Member of City Council of Helsinki
- In office 1 January 2009 – 31 May 2017

Personal details
- Born: 16 March 1982 (age 44) Mikkeli, Finland
- Party: National Coalition Party
- Occupation: Executive at Mehiläinen Group

= Lasse Männistö =

Finnish politician and executive

Lasse Pekka Männistö (born 16 March 1982) is a Finnish politician and an executive in charge of outsourcing and public relations at the Finnish private hospital corporate group Mehiläinen.

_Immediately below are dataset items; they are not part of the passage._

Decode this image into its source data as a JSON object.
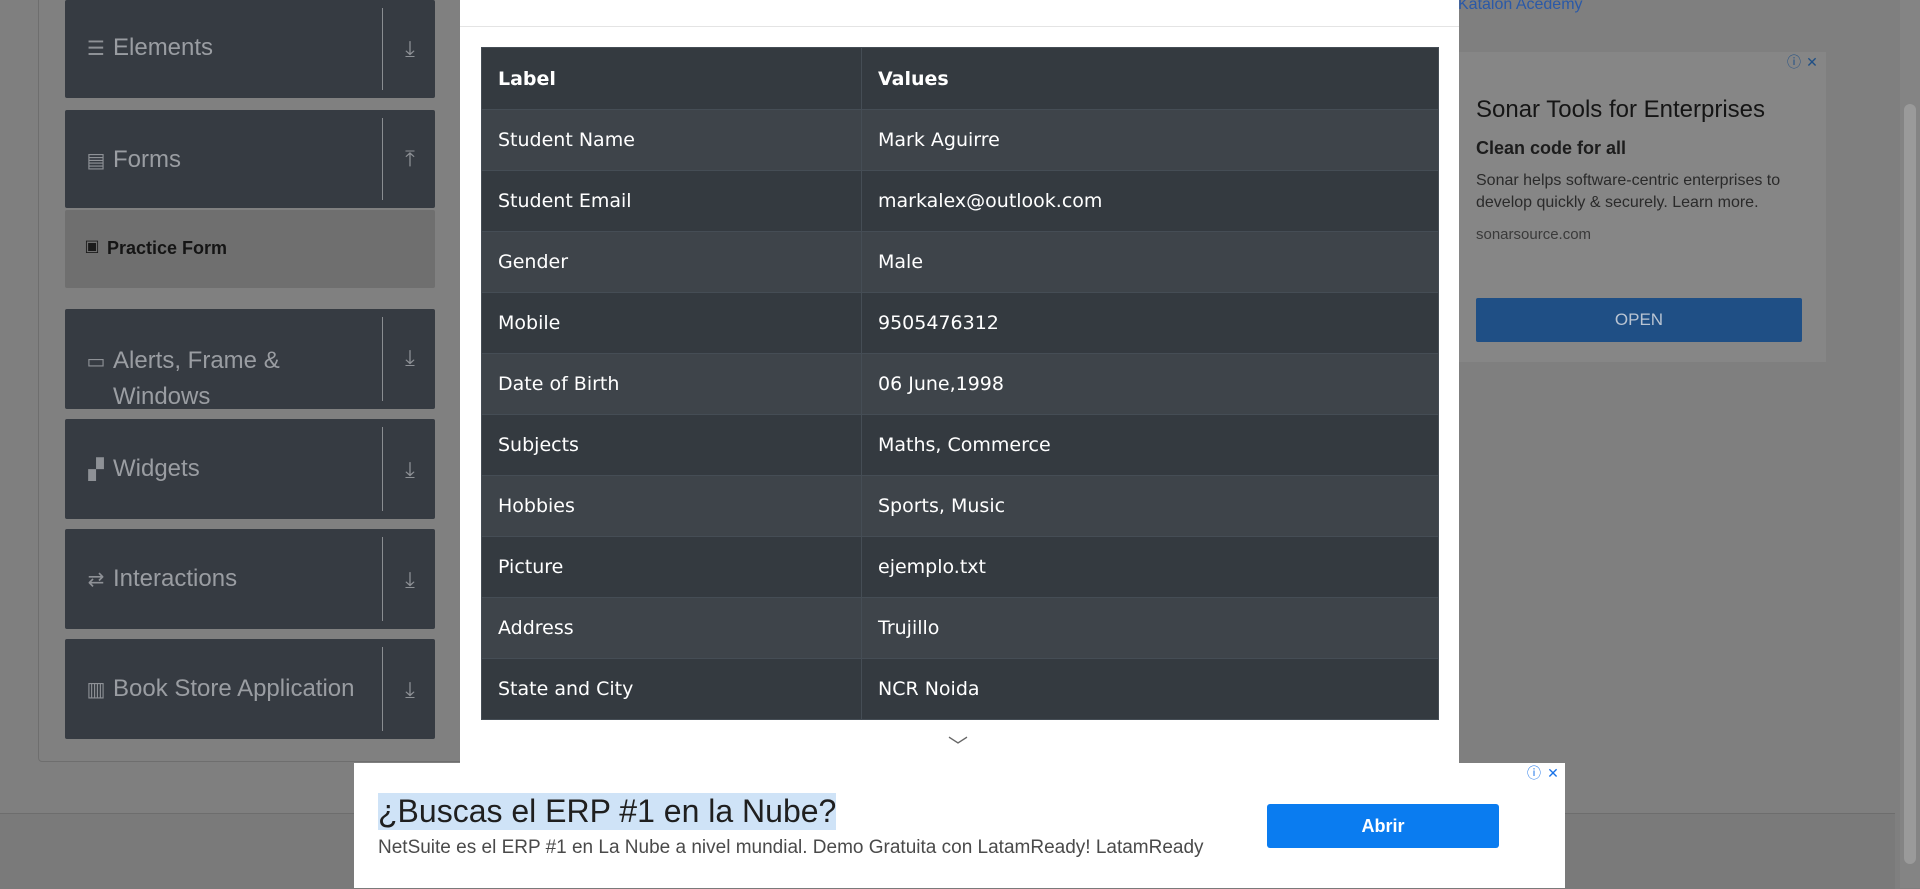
{
  "sidebar": {
    "groups": [
      {
        "label": "Elements",
        "icon": "menu-icon"
      },
      {
        "label": "Forms",
        "icon": "document-icon"
      },
      {
        "label": "Alerts, Frame & Windows",
        "icon": "window-icon"
      },
      {
        "label": "Widgets",
        "icon": "widgets-icon"
      },
      {
        "label": "Interactions",
        "icon": "interactions-icon"
      },
      {
        "label": "Book Store Application",
        "icon": "books-icon"
      }
    ],
    "active_item": "Practice Form"
  },
  "modal": {
    "table": {
      "headers": [
        "Label",
        "Values"
      ],
      "rows": [
        {
          "label": "Student Name",
          "value": "Mark Aguirre"
        },
        {
          "label": "Student Email",
          "value": "markalex@outlook.com"
        },
        {
          "label": "Gender",
          "value": "Male"
        },
        {
          "label": "Mobile",
          "value": "9505476312"
        },
        {
          "label": "Date of Birth",
          "value": "06 June,1998"
        },
        {
          "label": "Subjects",
          "value": "Maths, Commerce"
        },
        {
          "label": "Hobbies",
          "value": "Sports, Music"
        },
        {
          "label": "Picture",
          "value": "ejemplo.txt"
        },
        {
          "label": "Address",
          "value": "Trujillo"
        },
        {
          "label": "State and City",
          "value": "NCR Noida"
        }
      ]
    }
  },
  "right_ad": {
    "image_alt": "Katalon Acedemy",
    "title": "Sonar Tools for Enterprises",
    "subtitle": "Clean code for all",
    "description": "Sonar helps software-centric enterprises to develop quickly & securely. Learn more.",
    "domain": "sonarsource.com",
    "button": "OPEN"
  },
  "bottom_ad": {
    "title": "¿Buscas el ERP #1 en la Nube?",
    "description": "NetSuite es el ERP #1 en La Nube a nivel mundial. Demo Gratuita con LatamReady! LatamReady",
    "button": "Abrir"
  },
  "colors": {
    "overlay": "#7f7f7f",
    "table_dark": "#343a40",
    "table_alt": "#3e444a",
    "ad_button": "#0a7cf0"
  }
}
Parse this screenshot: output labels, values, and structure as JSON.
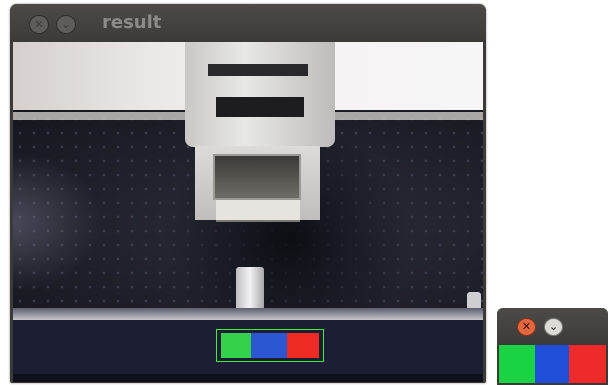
{
  "main_window": {
    "title": "result",
    "close_glyph": "✕",
    "menu_glyph": "⌄",
    "detected_colors": [
      "#34d14a",
      "#2c56d2",
      "#ee2b22"
    ],
    "detection_box_color": "#3ef03a"
  },
  "small_window": {
    "close_glyph": "✕",
    "menu_glyph": "⌄",
    "close_color": "#e2683f",
    "color_strip": [
      "#19d344",
      "#1f4fd8",
      "#ef2a2a"
    ]
  },
  "icons": {
    "close": "close-icon",
    "menu": "chevron-down-icon"
  }
}
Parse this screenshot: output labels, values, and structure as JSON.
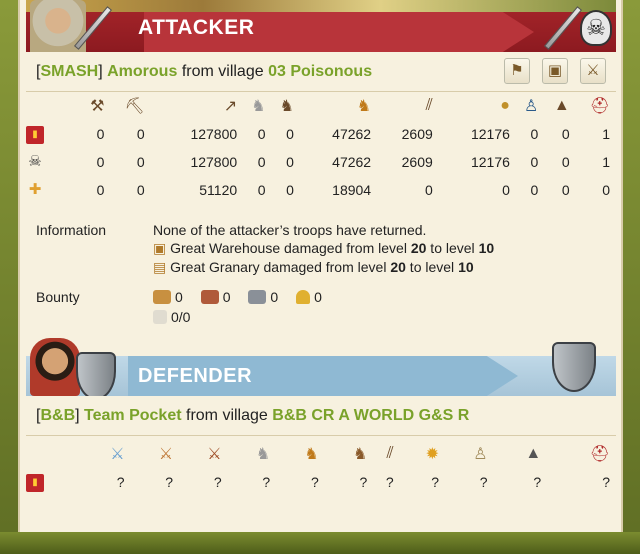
{
  "attacker": {
    "banner_title": "ATTACKER",
    "tribe_tag": "SMASH",
    "player": "Amorous",
    "from_village_text": "from village",
    "village": "03 Poisonous",
    "troop_icons": [
      "hammer-icon",
      "axe-icon",
      "spear-icon",
      "horse-scout-icon",
      "horse-icon",
      "knight-horse-icon",
      "ram-icon",
      "catapult-icon",
      "chief-icon",
      "settler-icon",
      "hero-icon"
    ],
    "rows": [
      {
        "icon": "troops-sent-icon",
        "values": [
          "0",
          "0",
          "127800",
          "0",
          "0",
          "47262",
          "2609",
          "12176",
          "0",
          "0",
          "1"
        ]
      },
      {
        "icon": "dead-troops-icon",
        "values": [
          "0",
          "0",
          "127800",
          "0",
          "0",
          "47262",
          "2609",
          "12176",
          "0",
          "0",
          "1"
        ]
      },
      {
        "icon": "wounded-troops-icon",
        "values": [
          "0",
          "0",
          "51120",
          "0",
          "0",
          "18904",
          "0",
          "0",
          "0",
          "0",
          "0"
        ]
      }
    ],
    "information_label": "Information",
    "information_lines": {
      "line1": "None of the attacker’s troops have returned.",
      "line2_prefix": "Great Warehouse damaged from level ",
      "line2_from": "20",
      "line2_mid": " to level ",
      "line2_to": "10",
      "line3_prefix": "Great Granary damaged from level ",
      "line3_from": "20",
      "line3_mid": " to level ",
      "line3_to": "10"
    },
    "bounty_label": "Bounty",
    "bounty": {
      "lumber": "0",
      "clay": "0",
      "iron": "0",
      "crop": "0",
      "capacity": "0/0"
    }
  },
  "defender": {
    "banner_title": "DEFENDER",
    "tribe_tag": "B&B",
    "player": "Team Pocket",
    "from_village_text": "from village",
    "village": "B&B CR A WORLD G&S R",
    "troop_icons": [
      "sword-icon",
      "sword-icon",
      "sword-icon",
      "horse-icon",
      "horse-icon",
      "horse-icon",
      "ram-icon",
      "fire-icon",
      "chief-icon",
      "settler-icon",
      "hero-icon"
    ],
    "rows": [
      {
        "icon": "troops-sent-icon",
        "values": [
          "?",
          "?",
          "?",
          "?",
          "?",
          "?",
          "?",
          "?",
          "?",
          "?",
          "?"
        ]
      }
    ]
  },
  "colors": {
    "accent_green": "#7aa22a",
    "attacker_red": "#a8262b",
    "defender_blue": "#8fb9d3"
  }
}
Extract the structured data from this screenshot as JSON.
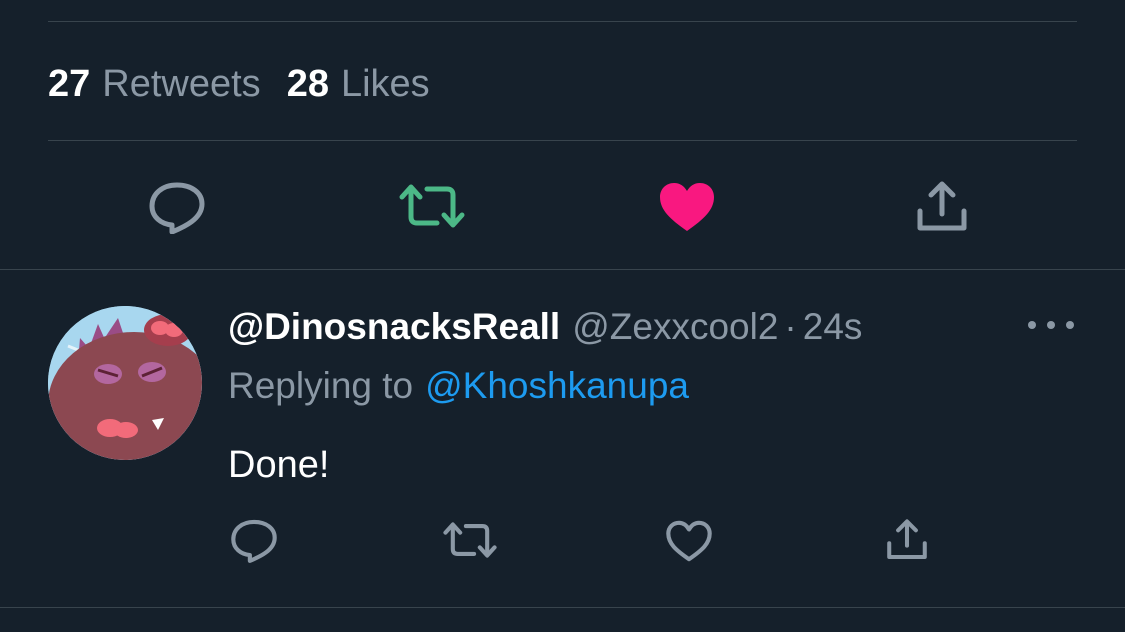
{
  "stats": {
    "retweets_count": "27",
    "retweets_label": "Retweets",
    "likes_count": "28",
    "likes_label": "Likes"
  },
  "main_actions": [
    {
      "name": "reply",
      "icon": "comment-icon",
      "color": "#8b98a5",
      "state": "default"
    },
    {
      "name": "retweet",
      "icon": "retweet-icon",
      "color": "#4cb887",
      "state": "active"
    },
    {
      "name": "like",
      "icon": "heart-icon",
      "color": "#f91880",
      "state": "active"
    },
    {
      "name": "share",
      "icon": "share-icon",
      "color": "#8b98a5",
      "state": "default"
    }
  ],
  "reply": {
    "display_name": "@DinosnacksReall",
    "handle": "@Zexxcool2",
    "separator": "·",
    "time": "24s",
    "replying_prefix": "Replying to",
    "replying_to": "@Khoshkanupa",
    "text": "Done!",
    "avatar_icon": "dinosaur-avatar",
    "actions": [
      {
        "name": "reply",
        "icon": "comment-icon",
        "color": "#8b98a5"
      },
      {
        "name": "retweet",
        "icon": "retweet-icon",
        "color": "#8b98a5"
      },
      {
        "name": "like",
        "icon": "heart-outline-icon",
        "color": "#8b98a5"
      },
      {
        "name": "share",
        "icon": "share-icon",
        "color": "#8b98a5"
      }
    ]
  },
  "colors": {
    "background": "#15202b",
    "divider": "#38444d",
    "muted": "#8b98a5",
    "link": "#1d9bf0",
    "retweet_active": "#4cb887",
    "like_active": "#f91880"
  }
}
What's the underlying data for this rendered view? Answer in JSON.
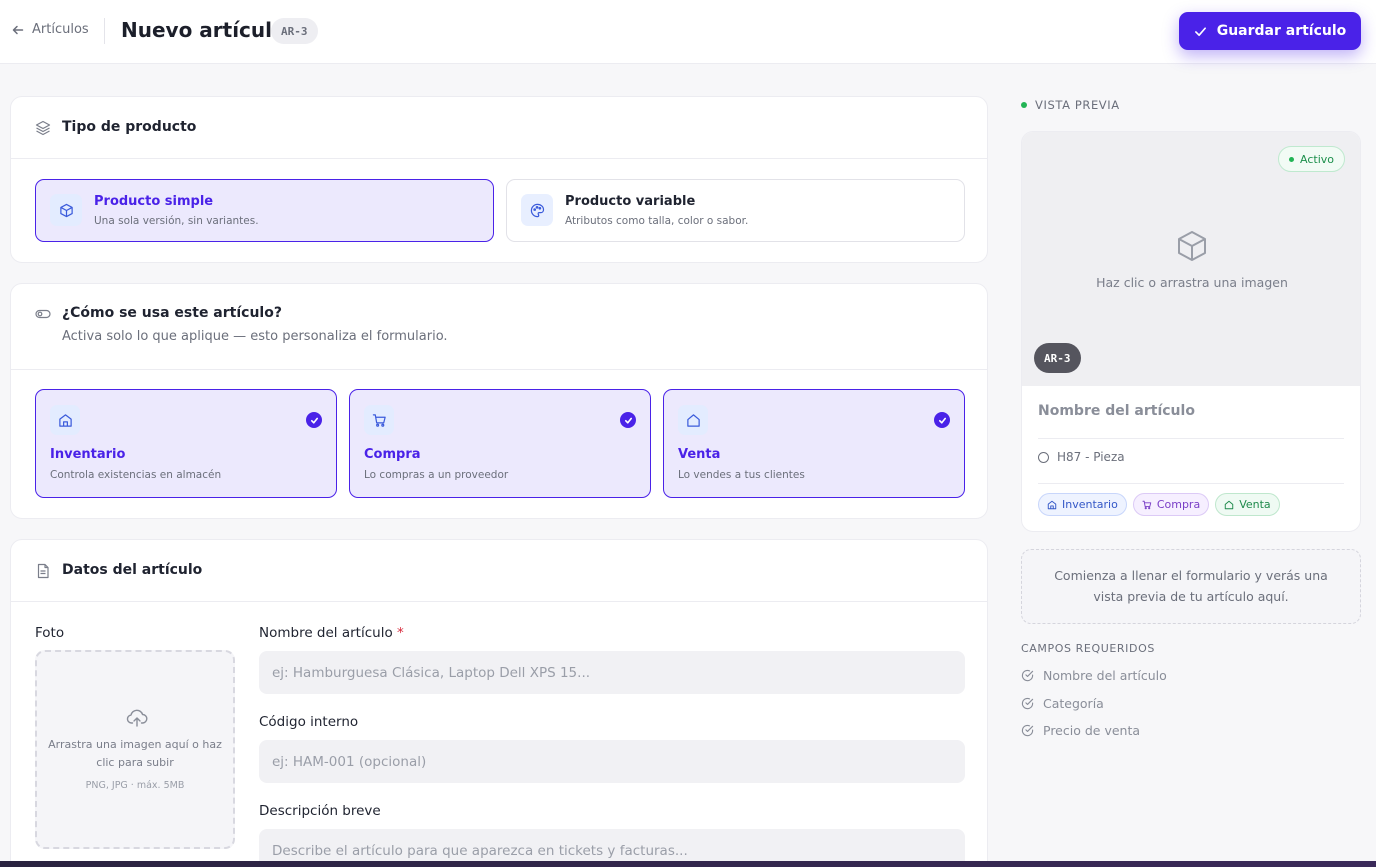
{
  "header": {
    "back_label": "Artículos",
    "title": "Nuevo artículo",
    "code": "AR-3",
    "save_label": "Guardar artículo"
  },
  "product_type": {
    "title": "Tipo de producto",
    "options": [
      {
        "title": "Producto simple",
        "subtitle": "Una sola versión, sin variantes.",
        "selected": true,
        "icon": "cube-icon"
      },
      {
        "title": "Producto variable",
        "subtitle": "Atributos como talla, color o sabor.",
        "selected": false,
        "icon": "palette-icon"
      }
    ]
  },
  "usage": {
    "title": "¿Cómo se usa este artículo?",
    "subtitle": "Activa solo lo que aplique — esto personaliza el formulario.",
    "options": [
      {
        "title": "Inventario",
        "subtitle": "Controla existencias en almacén",
        "checked": true,
        "icon": "warehouse-icon"
      },
      {
        "title": "Compra",
        "subtitle": "Lo compras a un proveedor",
        "checked": true,
        "icon": "cart-icon"
      },
      {
        "title": "Venta",
        "subtitle": "Lo vendes a tus clientes",
        "checked": true,
        "icon": "store-icon"
      }
    ]
  },
  "details": {
    "title": "Datos del artículo",
    "photo_label": "Foto",
    "dropzone_text": "Arrastra una imagen aquí o haz clic para subir",
    "dropzone_hint": "PNG, JPG · máx. 5MB",
    "name_label": "Nombre del artículo",
    "name_required": "*",
    "name_placeholder": "ej: Hamburguesa Clásica, Laptop Dell XPS 15...",
    "name_value": "",
    "code_label": "Código interno",
    "code_placeholder": "ej: HAM-001 (opcional)",
    "code_value": "",
    "desc_label": "Descripción breve",
    "desc_placeholder": "Describe el artículo para que aparezca en tickets y facturas...",
    "desc_value": ""
  },
  "preview": {
    "label": "VISTA PREVIA",
    "status": "Activo",
    "image_text": "Haz clic o arrastra una imagen",
    "code": "AR-3",
    "name": "Nombre del artículo",
    "unit": "H87 - Pieza",
    "tags": [
      "Inventario",
      "Compra",
      "Venta"
    ],
    "hint": "Comienza a llenar el formulario y verás una vista previa de tu artículo aquí."
  },
  "required_fields": {
    "title": "CAMPOS REQUERIDOS",
    "items": [
      "Nombre del artículo",
      "Categoría",
      "Precio de venta"
    ]
  },
  "colors": {
    "accent": "#4a22e8",
    "active": "#22b455"
  }
}
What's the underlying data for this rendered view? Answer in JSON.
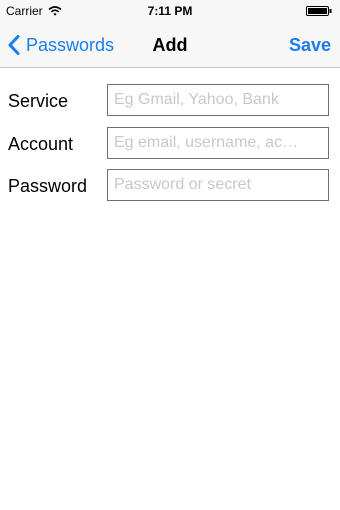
{
  "status_bar": {
    "carrier": "Carrier",
    "time": "7:11 PM",
    "wifi_icon": "wifi-icon",
    "battery_icon": "battery-icon"
  },
  "nav": {
    "back_label": "Passwords",
    "back_icon": "chevron-left-icon",
    "title": "Add",
    "save_label": "Save",
    "accent_color": "#1a7df0"
  },
  "form": {
    "service": {
      "label": "Service",
      "value": "",
      "placeholder": "Eg Gmail, Yahoo, Bank"
    },
    "account": {
      "label": "Account",
      "value": "",
      "placeholder": "Eg email, username, ac…"
    },
    "password": {
      "label": "Password",
      "value": "",
      "placeholder": "Password or secret"
    }
  }
}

He has been criticized for violating the dignity of Parliament by filing for mid-term resignation to accept a position as Deputy Mayor.

== Career ==
Lasse Männistö was a Member of Parliament from 2011 to 2015 representing the National Coalition Party and elected with 4,866 votes. Additionally, he served as a member of Helsinki City Council from 2009 to 2017. In May 2015, he joined the Finnish private hospital corporate group Mehiläinen as an executive in charge of outsourcing and public relations.

== Criticism ==
Männistö was criticized in 2014 for violating the dignity of Parliament by filing for resignation mid-term to accept a substitute position as Deputy Mayor of Helsinki. For example, political science professor Matti Wiberg commented that "members of Parliament are not supposed to crumble the dignity of Parliament by trying to quit mid-term with meager cause". Männistö withdrew his resignation a day after and later labeled it a mistake. Finnish politician Laura Räty would have succeeded him as replacement Member of Parliament.